It’s 11:00am on the highway and I’m about to enter Sonitpur district towards Tezpur…

Tezpur is a city that is following in the footsteps of Guwahati as far as urbanization goes but it’s myth is captivating. It is a story of eternal romance and the background for a bloody war between the Hindu god Lord Krishna and his daughter’s lover Bana. My plan was to make it to Tezpur and check out the Mahabahairamb temple, believed to have been built by King Bana, and home to one of the biggest and oldest Shivalingas of the world, but the trip to Tezpur seemed more and more uneccesary and I soon realized that it nothing different if not just as crowded as Guwahati. Spending a night here would be pointless.

Nonetheless I managed to find my way to Mahabahairamb temple to pay a visit.

I left Tezpur and took up another suggestion I got from the lady I had hired my motorcycle from – A visit to Nameri national park , thirty kilometers north of Tezpur. The park is a popular Tiger reserve, but is one of the few places left on earth to spot the White Winged Wood Duck, an endangered species with approximately only a 1000 or more birds left in the world.

I planned to spend the afternoon in the reserve; with an option of taking a walk through a part of the reserve, or taking a row boat on the Jai Bharali river that runs through it, (both options would have an accompanying park guide) and then spend the night at one of the camps on the park’s edge .

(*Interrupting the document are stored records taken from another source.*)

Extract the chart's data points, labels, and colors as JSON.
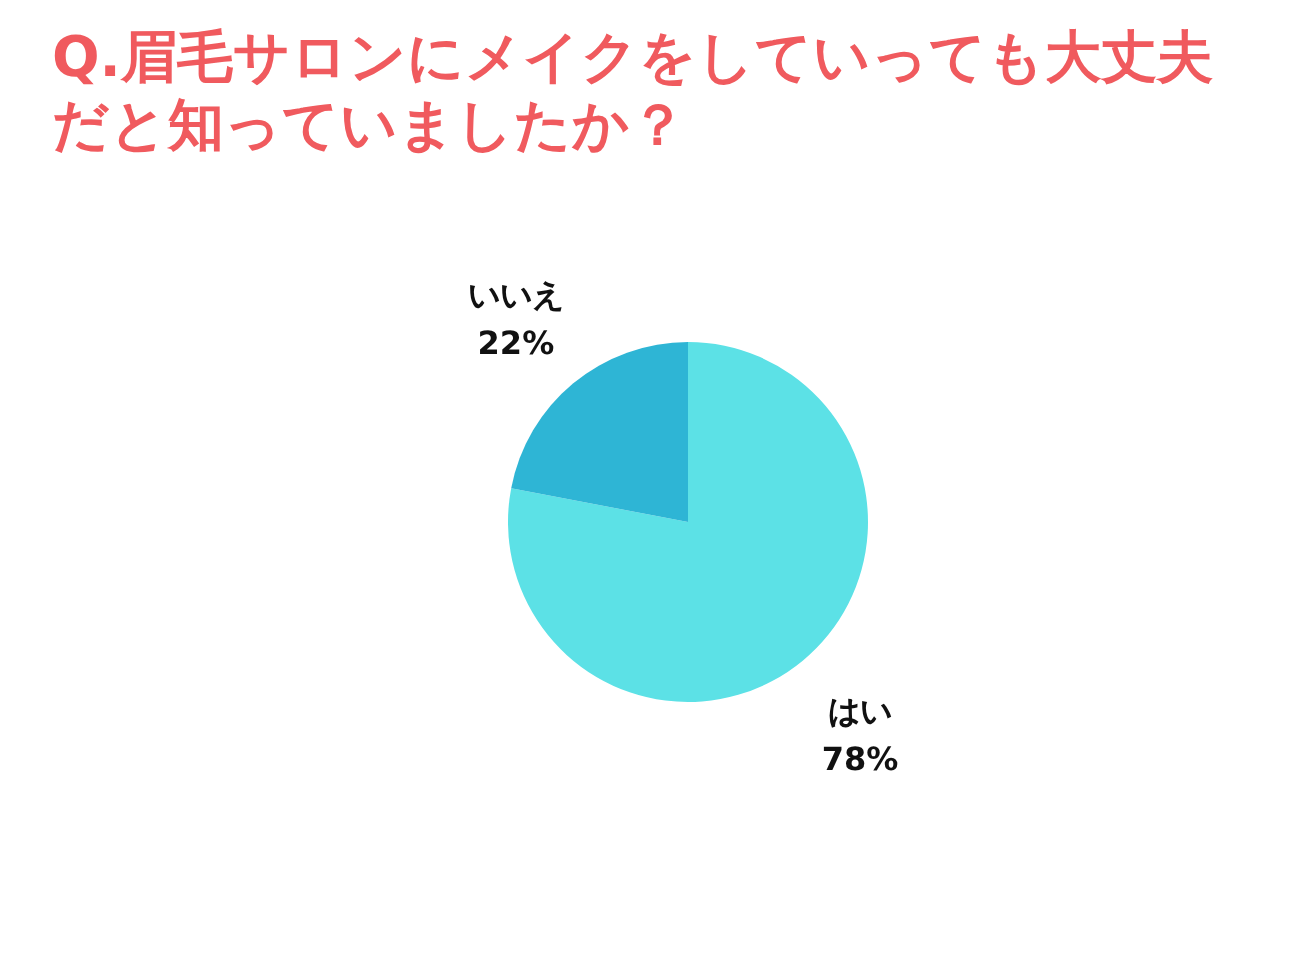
{
  "chart_data": {
    "type": "pie",
    "title": "Q.眉毛サロンにメイクをしていっても大丈夫だと知っていましたか？",
    "categories": [
      "はい",
      "いいえ"
    ],
    "values": [
      78,
      22
    ],
    "value_labels": [
      "78%",
      "22%"
    ],
    "colors": [
      "#5ce1e6",
      "#2eb5d5"
    ]
  }
}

Unfamiliarity, disorientation and the heat had other plans as missed the turn-off to the park and rode almost 90 minutes in the direction away from the park before I realized my mistake. Now you could reason that I could just back track and head towards what would be a perfect evening in nature but unfortunately due to the location of the Northeast – from the perspective of the earth’s latitude – and winter as well, it gets dark by 4.50 pm. That’s when you’re chances of running into trouble increase.Not wanting to end up on the headlines of the Assamiya Khabor on the first day of my trip,I decided to continue on and ride through the beautiful tea- estate region of Sonitpur and the famous Monabari Tea estate. It would soon become some of the best riding I had that day.

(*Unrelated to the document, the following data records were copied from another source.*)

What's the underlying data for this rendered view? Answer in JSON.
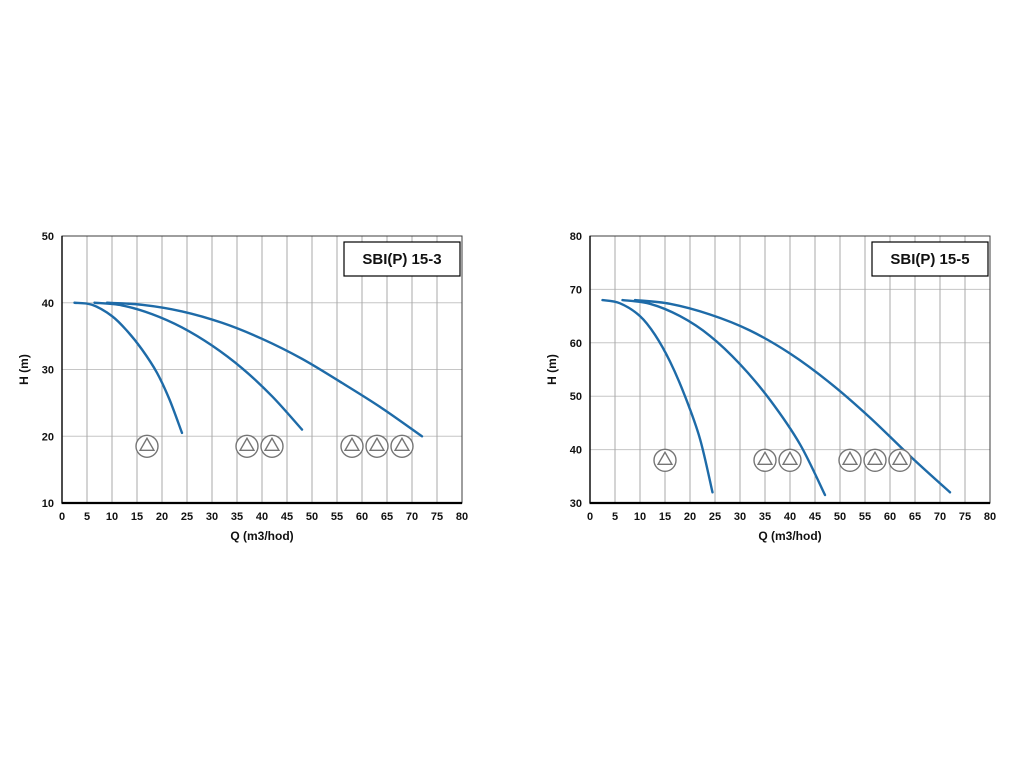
{
  "colors": {
    "curve": "#1e6ba8",
    "grid_v": "#a9a9a9",
    "grid_h": "#c6c6c6",
    "frame": "#3c3c3c",
    "axis": "#000000",
    "pump_icon": "#757575",
    "text": "#111111"
  },
  "chart_data": [
    {
      "type": "line",
      "title": "SBI(P) 15-3",
      "xlabel": "Q (m3/hod)",
      "ylabel": "H (m)",
      "xlim": [
        0,
        80
      ],
      "ylim": [
        10,
        50
      ],
      "xticks": [
        0,
        5,
        10,
        15,
        20,
        25,
        30,
        35,
        40,
        45,
        50,
        55,
        60,
        65,
        70,
        75,
        80
      ],
      "yticks": [
        10,
        20,
        30,
        40,
        50
      ],
      "grid": true,
      "legend": "none",
      "series": [
        {
          "name": "1-pump-curve",
          "points": [
            [
              2.5,
              40
            ],
            [
              6,
              39.7
            ],
            [
              10,
              38
            ],
            [
              13,
              35.8
            ],
            [
              16,
              33
            ],
            [
              19,
              29.5
            ],
            [
              21.5,
              25.5
            ],
            [
              24,
              20.5
            ]
          ]
        },
        {
          "name": "2-pump-curve",
          "points": [
            [
              6.5,
              40
            ],
            [
              12,
              39.6
            ],
            [
              18,
              38.3
            ],
            [
              24,
              36.3
            ],
            [
              30,
              33.6
            ],
            [
              36,
              30.2
            ],
            [
              42,
              26
            ],
            [
              48,
              21
            ]
          ]
        },
        {
          "name": "3-pump-curve",
          "points": [
            [
              9,
              40
            ],
            [
              16,
              39.7
            ],
            [
              24,
              38.7
            ],
            [
              32,
              37
            ],
            [
              40,
              34.6
            ],
            [
              48,
              31.6
            ],
            [
              56,
              28
            ],
            [
              64,
              24.2
            ],
            [
              72,
              20
            ]
          ]
        }
      ],
      "pump_groups": [
        {
          "h": 18.5,
          "q": [
            17
          ]
        },
        {
          "h": 18.5,
          "q": [
            37,
            42
          ]
        },
        {
          "h": 18.5,
          "q": [
            58,
            63,
            68
          ]
        }
      ]
    },
    {
      "type": "line",
      "title": "SBI(P) 15-5",
      "xlabel": "Q (m3/hod)",
      "ylabel": "H (m)",
      "xlim": [
        0,
        80
      ],
      "ylim": [
        30,
        80
      ],
      "xticks": [
        0,
        5,
        10,
        15,
        20,
        25,
        30,
        35,
        40,
        45,
        50,
        55,
        60,
        65,
        70,
        75,
        80
      ],
      "yticks": [
        30,
        40,
        50,
        60,
        70,
        80
      ],
      "grid": true,
      "legend": "none",
      "series": [
        {
          "name": "1-pump-curve",
          "points": [
            [
              2.5,
              68
            ],
            [
              6,
              67.4
            ],
            [
              10,
              65
            ],
            [
              13,
              61.5
            ],
            [
              16,
              56.5
            ],
            [
              19,
              50
            ],
            [
              22,
              42
            ],
            [
              24.5,
              32
            ]
          ]
        },
        {
          "name": "2-pump-curve",
          "points": [
            [
              6.5,
              68
            ],
            [
              12,
              67.3
            ],
            [
              18,
              65
            ],
            [
              24,
              61.3
            ],
            [
              30,
              56
            ],
            [
              36,
              49.3
            ],
            [
              42,
              41
            ],
            [
              47,
              31.5
            ]
          ]
        },
        {
          "name": "3-pump-curve",
          "points": [
            [
              9,
              68
            ],
            [
              16,
              67.3
            ],
            [
              24,
              65.3
            ],
            [
              32,
              62.3
            ],
            [
              40,
              58
            ],
            [
              48,
              52.5
            ],
            [
              56,
              46
            ],
            [
              64,
              38.8
            ],
            [
              72,
              32
            ]
          ]
        }
      ],
      "pump_groups": [
        {
          "h": 38,
          "q": [
            15
          ]
        },
        {
          "h": 38,
          "q": [
            35,
            40
          ]
        },
        {
          "h": 38,
          "q": [
            52,
            57,
            62
          ]
        }
      ]
    }
  ]
}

The famous Monabari tea-estate is probably a small town in itself and employs over 2000 people that man its production facilities and tea-gardens. Having a bit of time on my side I decided to enquire If I could get a tour of the tea-estate but to my dismay the manager was not available to make it possible, and I decided to definitely keep it on my list of things to do when I visit the NE again.

With late afternoon creeping in over the horizon and the sun going down I decided to push further towards Arunachal’s capital – Itanagar. The ride continued on the smooth SH 45 with passage through small villages and highway shops selling Lal chai (red tea) and biscuits . At 4:00 pm I reached Gophur a small village, a landmark for a diversion going into Itanagar. You can take the longer route going through Lakhimpur, but this alternative saves you 30 plus kms of riding and definitely looked like a more fun route on the map.What strikes you the most as you pass Gophur and enter into Arunachal Pradesh is, the distinct change in scenery. Straight line roads and flat plains, slowly start to thin out into curvy roads and the signs of dense forests ahead.

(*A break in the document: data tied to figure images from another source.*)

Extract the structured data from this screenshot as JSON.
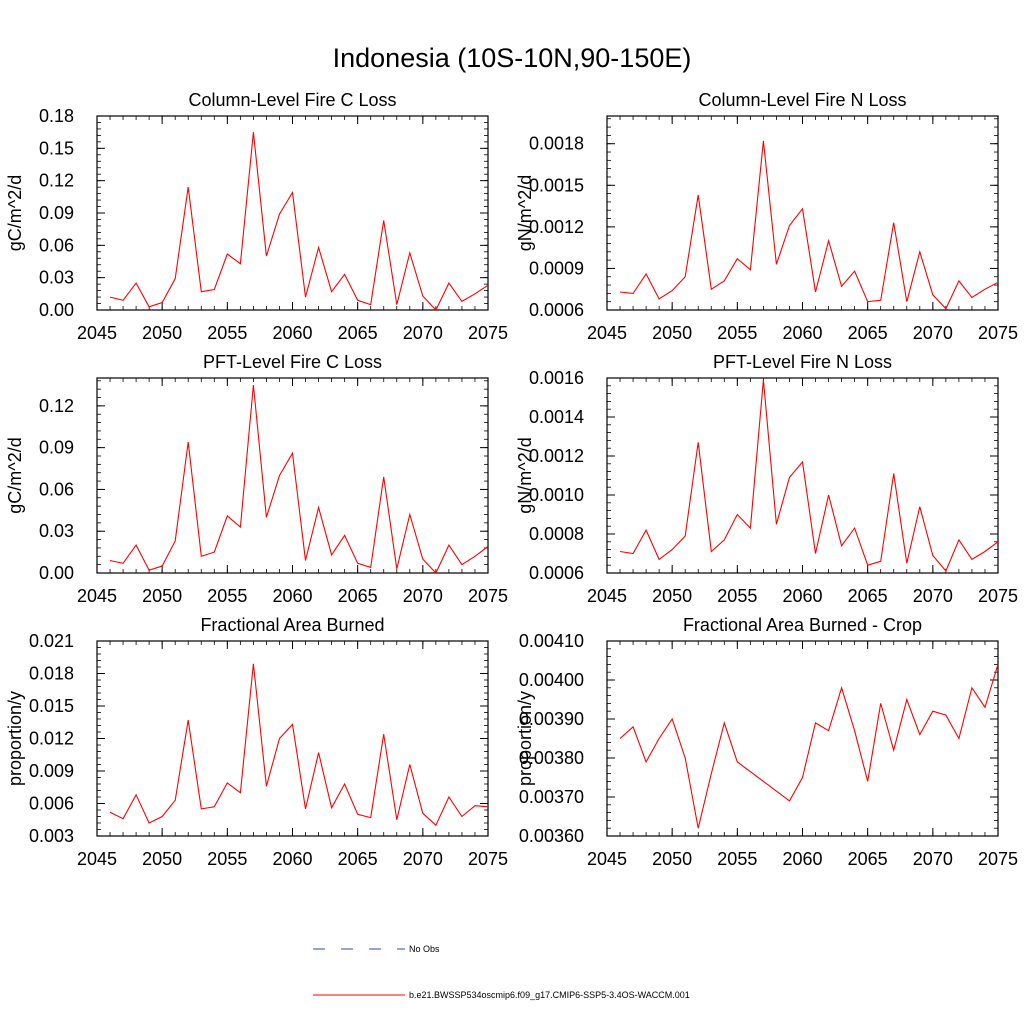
{
  "figure": {
    "title": "Indonesia (10S-10N,90-150E)",
    "line_color": "#ff0000",
    "obs_color": "#3344aa"
  },
  "legend": {
    "no_obs_label": "No Obs",
    "model_label": "b.e21.BWSSP534oscmip6.f09_g17.CMIP6-SSP5-3.4OS-WACCM.001"
  },
  "chart_data": [
    {
      "type": "line",
      "title": "Column-Level Fire C Loss",
      "ylabel": "gC/m^2/d",
      "xlim": [
        2045,
        2075
      ],
      "ylim": [
        0,
        0.18
      ],
      "xticks": [
        2045,
        2050,
        2055,
        2060,
        2065,
        2070,
        2075
      ],
      "xtick_labels": [
        "2045",
        "2050",
        "2055",
        "2060",
        "2065",
        "2070",
        "2075"
      ],
      "yticks": [
        0,
        0.03,
        0.06,
        0.09,
        0.12,
        0.15,
        0.18
      ],
      "ytick_labels": [
        "0.00",
        "0.03",
        "0.06",
        "0.09",
        "0.12",
        "0.15",
        "0.18"
      ],
      "x": [
        2046,
        2047,
        2048,
        2049,
        2050,
        2051,
        2052,
        2053,
        2054,
        2055,
        2056,
        2057,
        2058,
        2059,
        2060,
        2061,
        2062,
        2063,
        2064,
        2065,
        2066,
        2067,
        2068,
        2069,
        2070,
        2071,
        2072,
        2073,
        2074,
        2075
      ],
      "values": [
        0.012,
        0.009,
        0.025,
        0.003,
        0.007,
        0.029,
        0.114,
        0.017,
        0.019,
        0.052,
        0.043,
        0.165,
        0.05,
        0.089,
        0.109,
        0.012,
        0.058,
        0.017,
        0.033,
        0.009,
        0.005,
        0.083,
        0.005,
        0.053,
        0.013,
        0.0,
        0.025,
        0.008,
        0.015,
        0.023
      ]
    },
    {
      "type": "line",
      "title": "Column-Level Fire N Loss",
      "ylabel": "gN/m^2/d",
      "xlim": [
        2045,
        2075
      ],
      "ylim": [
        0.0006,
        0.002
      ],
      "xticks": [
        2045,
        2050,
        2055,
        2060,
        2065,
        2070,
        2075
      ],
      "xtick_labels": [
        "2045",
        "2050",
        "2055",
        "2060",
        "2065",
        "2070",
        "2075"
      ],
      "yticks": [
        0.0006,
        0.0009,
        0.0012,
        0.0015,
        0.0018
      ],
      "ytick_labels": [
        "0.0006",
        "0.0009",
        "0.0012",
        "0.0015",
        "0.0018"
      ],
      "x": [
        2046,
        2047,
        2048,
        2049,
        2050,
        2051,
        2052,
        2053,
        2054,
        2055,
        2056,
        2057,
        2058,
        2059,
        2060,
        2061,
        2062,
        2063,
        2064,
        2065,
        2066,
        2067,
        2068,
        2069,
        2070,
        2071,
        2072,
        2073,
        2074,
        2075
      ],
      "values": [
        0.00073,
        0.00072,
        0.00086,
        0.00068,
        0.00074,
        0.00084,
        0.00143,
        0.00075,
        0.00081,
        0.00097,
        0.00089,
        0.00182,
        0.00093,
        0.00121,
        0.00133,
        0.00073,
        0.0011,
        0.00077,
        0.00088,
        0.00066,
        0.00067,
        0.00123,
        0.00066,
        0.00102,
        0.00071,
        0.00061,
        0.00081,
        0.00069,
        0.00075,
        0.0008
      ]
    },
    {
      "type": "line",
      "title": "PFT-Level Fire C Loss",
      "ylabel": "gC/m^2/d",
      "xlim": [
        2045,
        2075
      ],
      "ylim": [
        0,
        0.14
      ],
      "xticks": [
        2045,
        2050,
        2055,
        2060,
        2065,
        2070,
        2075
      ],
      "xtick_labels": [
        "2045",
        "2050",
        "2055",
        "2060",
        "2065",
        "2070",
        "2075"
      ],
      "yticks": [
        0,
        0.03,
        0.06,
        0.09,
        0.12
      ],
      "ytick_labels": [
        "0.00",
        "0.03",
        "0.06",
        "0.09",
        "0.12"
      ],
      "x": [
        2046,
        2047,
        2048,
        2049,
        2050,
        2051,
        2052,
        2053,
        2054,
        2055,
        2056,
        2057,
        2058,
        2059,
        2060,
        2061,
        2062,
        2063,
        2064,
        2065,
        2066,
        2067,
        2068,
        2069,
        2070,
        2071,
        2072,
        2073,
        2074,
        2075
      ],
      "values": [
        0.009,
        0.007,
        0.02,
        0.002,
        0.005,
        0.023,
        0.094,
        0.012,
        0.015,
        0.041,
        0.033,
        0.135,
        0.04,
        0.07,
        0.086,
        0.009,
        0.047,
        0.013,
        0.027,
        0.007,
        0.004,
        0.069,
        0.003,
        0.042,
        0.01,
        0.0,
        0.02,
        0.006,
        0.012,
        0.019
      ]
    },
    {
      "type": "line",
      "title": "PFT-Level Fire N Loss",
      "ylabel": "gN/m^2/d",
      "xlim": [
        2045,
        2075
      ],
      "ylim": [
        0.0006,
        0.0016
      ],
      "xticks": [
        2045,
        2050,
        2055,
        2060,
        2065,
        2070,
        2075
      ],
      "xtick_labels": [
        "2045",
        "2050",
        "2055",
        "2060",
        "2065",
        "2070",
        "2075"
      ],
      "yticks": [
        0.0006,
        0.0008,
        0.001,
        0.0012,
        0.0014,
        0.0016
      ],
      "ytick_labels": [
        "0.0006",
        "0.0008",
        "0.0010",
        "0.0012",
        "0.0014",
        "0.0016"
      ],
      "x": [
        2046,
        2047,
        2048,
        2049,
        2050,
        2051,
        2052,
        2053,
        2054,
        2055,
        2056,
        2057,
        2058,
        2059,
        2060,
        2061,
        2062,
        2063,
        2064,
        2065,
        2066,
        2067,
        2068,
        2069,
        2070,
        2071,
        2072,
        2073,
        2074,
        2075
      ],
      "values": [
        0.00071,
        0.0007,
        0.00082,
        0.00067,
        0.00072,
        0.00079,
        0.00127,
        0.00071,
        0.00077,
        0.0009,
        0.00083,
        0.00159,
        0.00085,
        0.00109,
        0.00117,
        0.0007,
        0.001,
        0.00074,
        0.00083,
        0.00064,
        0.00066,
        0.00111,
        0.00065,
        0.00094,
        0.00069,
        0.00061,
        0.00077,
        0.00067,
        0.00071,
        0.00076
      ]
    },
    {
      "type": "line",
      "title": "Fractional Area Burned",
      "ylabel": "proportion/y",
      "xlim": [
        2045,
        2075
      ],
      "ylim": [
        0.003,
        0.021
      ],
      "xticks": [
        2045,
        2050,
        2055,
        2060,
        2065,
        2070,
        2075
      ],
      "xtick_labels": [
        "2045",
        "2050",
        "2055",
        "2060",
        "2065",
        "2070",
        "2075"
      ],
      "yticks": [
        0.003,
        0.006,
        0.009,
        0.012,
        0.015,
        0.018,
        0.021
      ],
      "ytick_labels": [
        "0.003",
        "0.006",
        "0.009",
        "0.012",
        "0.015",
        "0.018",
        "0.021"
      ],
      "x": [
        2046,
        2047,
        2048,
        2049,
        2050,
        2051,
        2052,
        2053,
        2054,
        2055,
        2056,
        2057,
        2058,
        2059,
        2060,
        2061,
        2062,
        2063,
        2064,
        2065,
        2066,
        2067,
        2068,
        2069,
        2070,
        2071,
        2072,
        2073,
        2074,
        2075
      ],
      "values": [
        0.0052,
        0.0046,
        0.0068,
        0.0042,
        0.0048,
        0.0063,
        0.0137,
        0.0055,
        0.0057,
        0.0079,
        0.007,
        0.0189,
        0.0076,
        0.012,
        0.0133,
        0.0055,
        0.0107,
        0.0056,
        0.0078,
        0.005,
        0.0047,
        0.0124,
        0.0045,
        0.0096,
        0.0051,
        0.004,
        0.0066,
        0.0048,
        0.0058,
        0.0057
      ]
    },
    {
      "type": "line",
      "title": "Fractional Area Burned - Crop",
      "ylabel": "proportion/y",
      "xlim": [
        2045,
        2075
      ],
      "ylim": [
        0.0036,
        0.0041
      ],
      "xticks": [
        2045,
        2050,
        2055,
        2060,
        2065,
        2070,
        2075
      ],
      "xtick_labels": [
        "2045",
        "2050",
        "2055",
        "2060",
        "2065",
        "2070",
        "2075"
      ],
      "yticks": [
        0.0036,
        0.0037,
        0.0038,
        0.0039,
        0.004,
        0.0041
      ],
      "ytick_labels": [
        "0.00360",
        "0.00370",
        "0.00380",
        "0.00390",
        "0.00400",
        "0.00410"
      ],
      "x": [
        2046,
        2047,
        2048,
        2049,
        2050,
        2051,
        2052,
        2053,
        2054,
        2055,
        2059,
        2060,
        2061,
        2062,
        2063,
        2064,
        2065,
        2066,
        2067,
        2068,
        2069,
        2070,
        2071,
        2072,
        2073,
        2074,
        2075
      ],
      "values": [
        0.00385,
        0.00388,
        0.00379,
        0.00385,
        0.0039,
        0.0038,
        0.00362,
        0.00376,
        0.00389,
        0.00379,
        0.00369,
        0.00375,
        0.00389,
        0.00387,
        0.00398,
        0.00387,
        0.00374,
        0.00394,
        0.00382,
        0.00395,
        0.00386,
        0.00392,
        0.00391,
        0.00385,
        0.00398,
        0.00393,
        0.00404
      ]
    }
  ]
}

The entrance to the high reaches of the eastern Himalayan foothills is one of peace and tranquility against the setting sun. It felt surreal, the entire place vibrates with a different pulse than the plains. The road I was taking was under construction, made up mostly of dirt and sand from blasting and cutting through the hills; the road works were undertaking. So you had a stark contrast of sand, divided hills, and thick sections of forest. A feeling of entering something altogether different – mellowed out by the twilight and the setting sun in the hills behind.

Although the sun was sinking fast and a theoretical idea of where I was actually headed. I could not help but stop and take pictures. Having to switch on my headlights re-enforced the notion that I should not be out on the road post dark, and for good reason as I soon found out.